Composite colour is a nightmare though! My plan for colour, before just switching to VGA, was to get component colour to work instead, or just use SCART which has separate R/G/B signals and was always the best way to display a standard definition image back in the day.

Composite color isn't all that bad. You just need a source for the color carrier that you can control the phase of.
My "GameTank" project uses an approach I think similar to that of the NES. A shift register is clocked at 28MHz, with a 3.5MHz division of the same given as input.
Each output of the shift register will give you a different phase of the color carrier, which you can select with a mux.
The rest is just modulating that signal to control saturation, switching phases to select the hue, and controlling brightness as you normally would with the monochrome video signal.

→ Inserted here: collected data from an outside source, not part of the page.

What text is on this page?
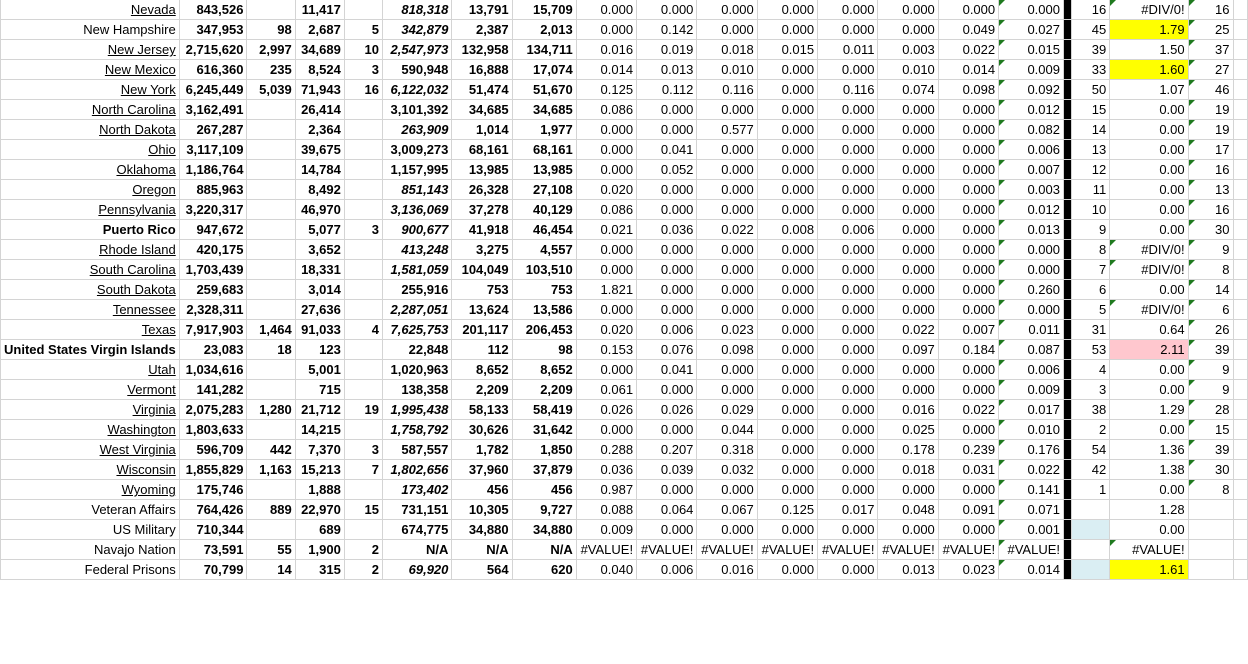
Nevada	843,526		11,417		818,318	13,791	15,709	0.000	0.000	0.000	0.000	0.000	0.000	0.000	0.000		16	#DIV/0!	16	
New Hampshire	347,953	98	2,687	5	342,879	2,387	2,013	0.000	0.142	0.000	0.000	0.000	0.000	0.049	0.027		45	1.79	25	
New Jersey	2,715,620	2,997	34,689	10	2,547,973	132,958	134,711	0.016	0.019	0.018	0.015	0.011	0.003	0.022	0.015		39	1.50	37	
New Mexico	616,360	235	8,524	3	590,948	16,888	17,074	0.014	0.013	0.010	0.000	0.000	0.010	0.014	0.009		33	1.60	27	
New York	6,245,449	5,039	71,943	16	6,122,032	51,474	51,670	0.125	0.112	0.116	0.000	0.116	0.074	0.098	0.092		50	1.07	46	
North Carolina	3,162,491		26,414		3,101,392	34,685	34,685	0.086	0.000	0.000	0.000	0.000	0.000	0.000	0.012		15	0.00	19	
North Dakota	267,287		2,364		263,909	1,014	1,977	0.000	0.000	0.577	0.000	0.000	0.000	0.000	0.082		14	0.00	19	
Ohio	3,117,109		39,675		3,009,273	68,161	68,161	0.000	0.041	0.000	0.000	0.000	0.000	0.000	0.006		13	0.00	17	
Oklahoma	1,186,764		14,784		1,157,995	13,985	13,985	0.000	0.052	0.000	0.000	0.000	0.000	0.000	0.007		12	0.00	16	
Oregon	885,963		8,492		851,143	26,328	27,108	0.020	0.000	0.000	0.000	0.000	0.000	0.000	0.003		11	0.00	13	
Pennsylvania	3,220,317		46,970		3,136,069	37,278	40,129	0.086	0.000	0.000	0.000	0.000	0.000	0.000	0.012		10	0.00	16	
Puerto Rico	947,672		5,077	3	900,677	41,918	46,454	0.021	0.036	0.022	0.008	0.006	0.000	0.000	0.013		9	0.00	30	
Rhode Island	420,175		3,652		413,248	3,275	4,557	0.000	0.000	0.000	0.000	0.000	0.000	0.000	0.000		8	#DIV/0!	9	
South Carolina	1,703,439		18,331		1,581,059	104,049	103,510	0.000	0.000	0.000	0.000	0.000	0.000	0.000	0.000		7	#DIV/0!	8	
South Dakota	259,683		3,014		255,916	753	753	1.821	0.000	0.000	0.000	0.000	0.000	0.000	0.260		6	0.00	14	
Tennessee	2,328,311		27,636		2,287,051	13,624	13,586	0.000	0.000	0.000	0.000	0.000	0.000	0.000	0.000		5	#DIV/0!	6	
Texas	7,917,903	1,464	91,033	4	7,625,753	201,117	206,453	0.020	0.006	0.023	0.000	0.000	0.022	0.007	0.011		31	0.64	26	
United States Virgin Islands	23,083	18	123		22,848	112	98	0.153	0.076	0.098	0.000	0.000	0.097	0.184	0.087		53	2.11	39	
Utah	1,034,616		5,001		1,020,963	8,652	8,652	0.000	0.041	0.000	0.000	0.000	0.000	0.000	0.006		4	0.00	9	
Vermont	141,282		715		138,358	2,209	2,209	0.061	0.000	0.000	0.000	0.000	0.000	0.000	0.009		3	0.00	9	
Virginia	2,075,283	1,280	21,712	19	1,995,438	58,133	58,419	0.026	0.026	0.029	0.000	0.000	0.016	0.022	0.017		38	1.29	28	
Washington	1,803,633		14,215		1,758,792	30,626	31,642	0.000	0.000	0.044	0.000	0.000	0.025	0.000	0.010		2	0.00	15	
West Virginia	596,709	442	7,370	3	587,557	1,782	1,850	0.288	0.207	0.318	0.000	0.000	0.178	0.239	0.176		54	1.36	39	
Wisconsin	1,855,829	1,163	15,213	7	1,802,656	37,960	37,879	0.036	0.039	0.032	0.000	0.000	0.018	0.031	0.022		42	1.38	30	
Wyoming	175,746		1,888		173,402	456	456	0.987	0.000	0.000	0.000	0.000	0.000	0.000	0.141		1	0.00	8	
Veteran Affairs	764,426	889	22,970	15	731,151	10,305	9,727	0.088	0.064	0.067	0.125	0.017	0.048	0.091	0.071			1.28		
US Military	710,344		689		674,775	34,880	34,880	0.009	0.000	0.000	0.000	0.000	0.000	0.000	0.001			0.00		
Navajo Nation	73,591	55	1,900	2	N/A	N/A	N/A	#VALUE!	#VALUE!	#VALUE!	#VALUE!	#VALUE!	#VALUE!	#VALUE!	#VALUE!			#VALUE!		
Federal Prisons	70,799	14	315	2	69,920	564	620	0.040	0.006	0.016	0.000	0.000	0.013	0.023	0.014			1.61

Ah it might be interesting to see a circuit for that.

This is how the BBC Micro did it:


IC6 in the lower left is a ULA that outputs (inverted) RGB signals. They go along the top to the dedicated RGB connector, get blended into two different monochrome tones for B&W composite output and UHF luma output, and feed into a load of XOR gates to derive the colour differences. Lower centre is some kind of oscillator to generate the colour carrier frequency I think. I haven't taken the time to understand it fully but know the designers considered it a bit of a hack!

I also confirmed my memory that modern TVs don't do a great job of understanding the BBC Micro's video output. I might post about that on stardot instead though as it's maybe more relevant there.

Clyde, this is the first time I went to go look at your site and your github. WOW, I am *very* impressed with the GameTank! Great job on that, and I can see you have a great deal of patience in learning and constructing!



Well, thank you for that confirmation. Could it be a PAL thing, not NTSC? I know that you, George, can't really test for that, just asking out loud, if someone else would know more.

Good discussion everyone! Exciting to learn new things

Chad

Happy to oblige!

Here's a recent schematic for the video section. Jumper SJ1 is bridged and nearby C1 is left depopulated.

"V.RAM" is one side of a dual-ported 32 kilobyte SRAM. CLK28 is generated by a self-contained oscillator at 8x the colorburst frequency. CLK7 and CLK3_5 are respectively 1/4 and 1/8 divisions thereof.

The output looks best on the old CRT sets but modern TVs can deal with it decently. Haven't had as much luck with the RetroTink2X scaler, which shows only a grayscale image from the GameTank.

The full resolution is 128x128 at eight bits per pixel, though only 100 rows will actually show up on the TV. All 128 columns do show up on screen though, with the color in column 0 being used as a border on either side.

This SRAM has room for two framebuffers, with "VIDPAGE" being the switching line.